Jean-Pierre Bocquet-Appel, Matt Glaude, Brian Kemp, Timothy Kohler

Paper #: 08-05-022

Maize agriculture was practiced in the U.S. Southwest slightly before 2000 B.C., but had a negligible impact on population growth rates until the development or introduction of more productive landraces; the ability to successfully cultivate maize under a greater variety of conditions, with dry farming especially important; the addition of beans, squash, and eventually turkey to the diet; increased sedentism; and what we infer to be the remapping of exchange networks and the development of efficient exchange strategies in first-millenium-A.D. villages. Our estimates of birthrates and growth rates are derived from the proportions of immature individuals among human remains. These proportions are somewhat affected by warfare in our region, and perhaps also by climate.

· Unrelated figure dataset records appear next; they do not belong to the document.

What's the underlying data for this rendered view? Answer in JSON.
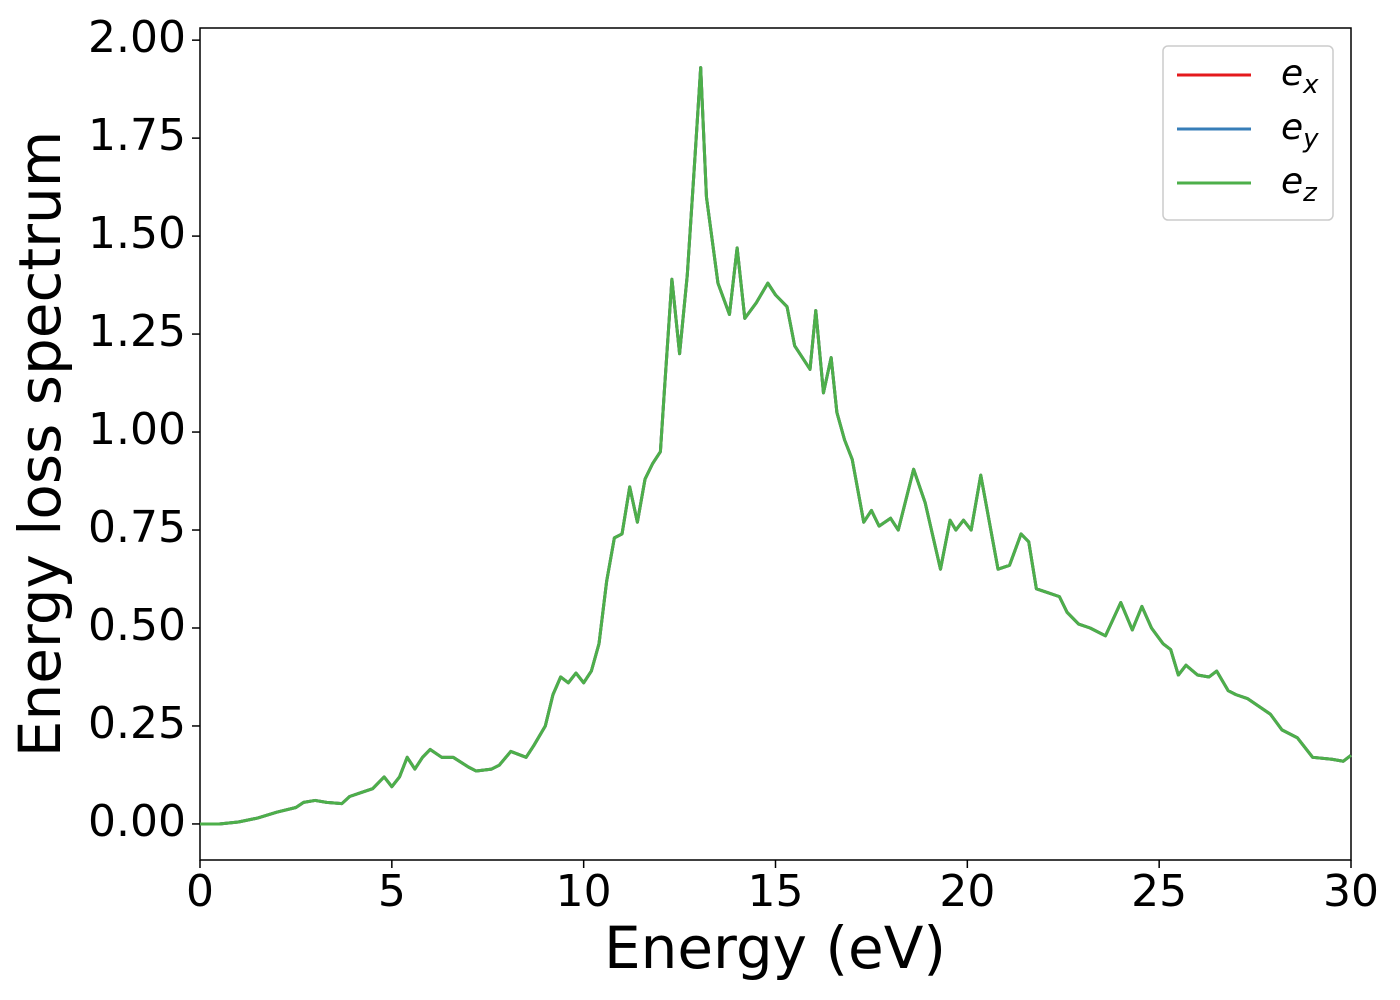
{
  "chart_data": {
    "type": "line",
    "xlabel": "Energy (eV)",
    "ylabel": "Energy loss spectrum",
    "x": [
      0,
      0.5,
      1,
      1.5,
      2,
      2.5,
      2.7,
      3,
      3.3,
      3.7,
      3.9,
      4.2,
      4.5,
      4.8,
      5.0,
      5.2,
      5.4,
      5.6,
      5.8,
      6.0,
      6.3,
      6.6,
      7.0,
      7.2,
      7.6,
      7.8,
      8.1,
      8.5,
      8.7,
      9.0,
      9.2,
      9.4,
      9.6,
      9.8,
      10.0,
      10.2,
      10.4,
      10.6,
      10.8,
      11.0,
      11.2,
      11.4,
      11.6,
      11.8,
      12.0,
      12.1,
      12.3,
      12.5,
      12.7,
      12.9,
      13.05,
      13.2,
      13.5,
      13.8,
      14.0,
      14.2,
      14.5,
      14.8,
      15.0,
      15.3,
      15.5,
      15.7,
      15.9,
      16.05,
      16.25,
      16.45,
      16.6,
      16.8,
      17.0,
      17.3,
      17.5,
      17.7,
      18.0,
      18.2,
      18.6,
      18.9,
      19.3,
      19.55,
      19.7,
      19.9,
      20.1,
      20.35,
      20.8,
      21.1,
      21.4,
      21.6,
      21.8,
      22.1,
      22.4,
      22.6,
      22.9,
      23.2,
      23.6,
      24.0,
      24.3,
      24.55,
      24.8,
      25.1,
      25.3,
      25.5,
      25.7,
      26.0,
      26.3,
      26.5,
      26.8,
      27.0,
      27.3,
      27.6,
      27.9,
      28.2,
      28.6,
      29.0,
      29.5,
      29.8,
      30.0
    ],
    "series": [
      {
        "name": "e_x",
        "color": "#e41a1c",
        "values": [
          0,
          0,
          0.005,
          0.015,
          0.03,
          0.042,
          0.055,
          0.06,
          0.055,
          0.052,
          0.07,
          0.08,
          0.09,
          0.12,
          0.095,
          0.12,
          0.17,
          0.14,
          0.17,
          0.19,
          0.17,
          0.17,
          0.145,
          0.135,
          0.14,
          0.15,
          0.185,
          0.17,
          0.2,
          0.25,
          0.33,
          0.375,
          0.36,
          0.385,
          0.36,
          0.39,
          0.46,
          0.62,
          0.73,
          0.74,
          0.86,
          0.77,
          0.88,
          0.92,
          0.95,
          1.1,
          1.39,
          1.2,
          1.4,
          1.7,
          1.93,
          1.6,
          1.38,
          1.3,
          1.47,
          1.29,
          1.33,
          1.38,
          1.35,
          1.32,
          1.22,
          1.19,
          1.16,
          1.31,
          1.1,
          1.19,
          1.05,
          0.98,
          0.93,
          0.77,
          0.8,
          0.76,
          0.78,
          0.75,
          0.905,
          0.82,
          0.65,
          0.775,
          0.75,
          0.775,
          0.75,
          0.89,
          0.65,
          0.66,
          0.74,
          0.72,
          0.6,
          0.59,
          0.58,
          0.54,
          0.51,
          0.5,
          0.48,
          0.565,
          0.495,
          0.555,
          0.5,
          0.46,
          0.445,
          0.38,
          0.405,
          0.38,
          0.375,
          0.39,
          0.34,
          0.33,
          0.32,
          0.3,
          0.28,
          0.24,
          0.22,
          0.17,
          0.165,
          0.16,
          0.175
        ]
      },
      {
        "name": "e_y",
        "color": "#377eb8",
        "values": [
          0,
          0,
          0.005,
          0.015,
          0.03,
          0.042,
          0.055,
          0.06,
          0.055,
          0.052,
          0.07,
          0.08,
          0.09,
          0.12,
          0.095,
          0.12,
          0.17,
          0.14,
          0.17,
          0.19,
          0.17,
          0.17,
          0.145,
          0.135,
          0.14,
          0.15,
          0.185,
          0.17,
          0.2,
          0.25,
          0.33,
          0.375,
          0.36,
          0.385,
          0.36,
          0.39,
          0.46,
          0.62,
          0.73,
          0.74,
          0.86,
          0.77,
          0.88,
          0.92,
          0.95,
          1.1,
          1.39,
          1.2,
          1.4,
          1.7,
          1.93,
          1.6,
          1.38,
          1.3,
          1.47,
          1.29,
          1.33,
          1.38,
          1.35,
          1.32,
          1.22,
          1.19,
          1.16,
          1.31,
          1.1,
          1.19,
          1.05,
          0.98,
          0.93,
          0.77,
          0.8,
          0.76,
          0.78,
          0.75,
          0.905,
          0.82,
          0.65,
          0.775,
          0.75,
          0.775,
          0.75,
          0.89,
          0.65,
          0.66,
          0.74,
          0.72,
          0.6,
          0.59,
          0.58,
          0.54,
          0.51,
          0.5,
          0.48,
          0.565,
          0.495,
          0.555,
          0.5,
          0.46,
          0.445,
          0.38,
          0.405,
          0.38,
          0.375,
          0.39,
          0.34,
          0.33,
          0.32,
          0.3,
          0.28,
          0.24,
          0.22,
          0.17,
          0.165,
          0.16,
          0.175
        ]
      },
      {
        "name": "e_z",
        "color": "#4daf4a",
        "values": [
          0,
          0,
          0.005,
          0.015,
          0.03,
          0.042,
          0.055,
          0.06,
          0.055,
          0.052,
          0.07,
          0.08,
          0.09,
          0.12,
          0.095,
          0.12,
          0.17,
          0.14,
          0.17,
          0.19,
          0.17,
          0.17,
          0.145,
          0.135,
          0.14,
          0.15,
          0.185,
          0.17,
          0.2,
          0.25,
          0.33,
          0.375,
          0.36,
          0.385,
          0.36,
          0.39,
          0.46,
          0.62,
          0.73,
          0.74,
          0.86,
          0.77,
          0.88,
          0.92,
          0.95,
          1.1,
          1.39,
          1.2,
          1.4,
          1.7,
          1.93,
          1.6,
          1.38,
          1.3,
          1.47,
          1.29,
          1.33,
          1.38,
          1.35,
          1.32,
          1.22,
          1.19,
          1.16,
          1.31,
          1.1,
          1.19,
          1.05,
          0.98,
          0.93,
          0.77,
          0.8,
          0.76,
          0.78,
          0.75,
          0.905,
          0.82,
          0.65,
          0.775,
          0.75,
          0.775,
          0.75,
          0.89,
          0.65,
          0.66,
          0.74,
          0.72,
          0.6,
          0.59,
          0.58,
          0.54,
          0.51,
          0.5,
          0.48,
          0.565,
          0.495,
          0.555,
          0.5,
          0.46,
          0.445,
          0.38,
          0.405,
          0.38,
          0.375,
          0.39,
          0.34,
          0.33,
          0.32,
          0.3,
          0.28,
          0.24,
          0.22,
          0.17,
          0.165,
          0.16,
          0.175
        ]
      }
    ],
    "xlim": [
      0,
      30
    ],
    "xticks": [
      0,
      5,
      10,
      15,
      20,
      25,
      30
    ],
    "ylim": [
      -0.092,
      2.031
    ],
    "yticks": [
      {
        "value": 0,
        "label": "0.00"
      },
      {
        "value": 0.25,
        "label": "0.25"
      },
      {
        "value": 0.5,
        "label": "0.50"
      },
      {
        "value": 0.75,
        "label": "0.75"
      },
      {
        "value": 1,
        "label": "1.00"
      },
      {
        "value": 1.25,
        "label": "1.25"
      },
      {
        "value": 1.5,
        "label": "1.50"
      },
      {
        "value": 1.75,
        "label": "1.75"
      },
      {
        "value": 2,
        "label": "2.00"
      }
    ],
    "legend": "upper right",
    "grid": false
  }
}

Nevertheless, there is a strong identifiable Neolithic Demographic Transition signal in the U.S. Southwest in about the mid-first-millennium A.D. in most subregions, visible a few hundred years after the introduction of well-fired ceramic containers, and more or less contemporaneous with the first appearance of villages. Independent genetic data derived from the mitochondrial genomes of present-day indigenous populations of the Southwest are also consistent with the hypothesis that a major demographic expansion occurred 1500-2000 years ago in the Southwest.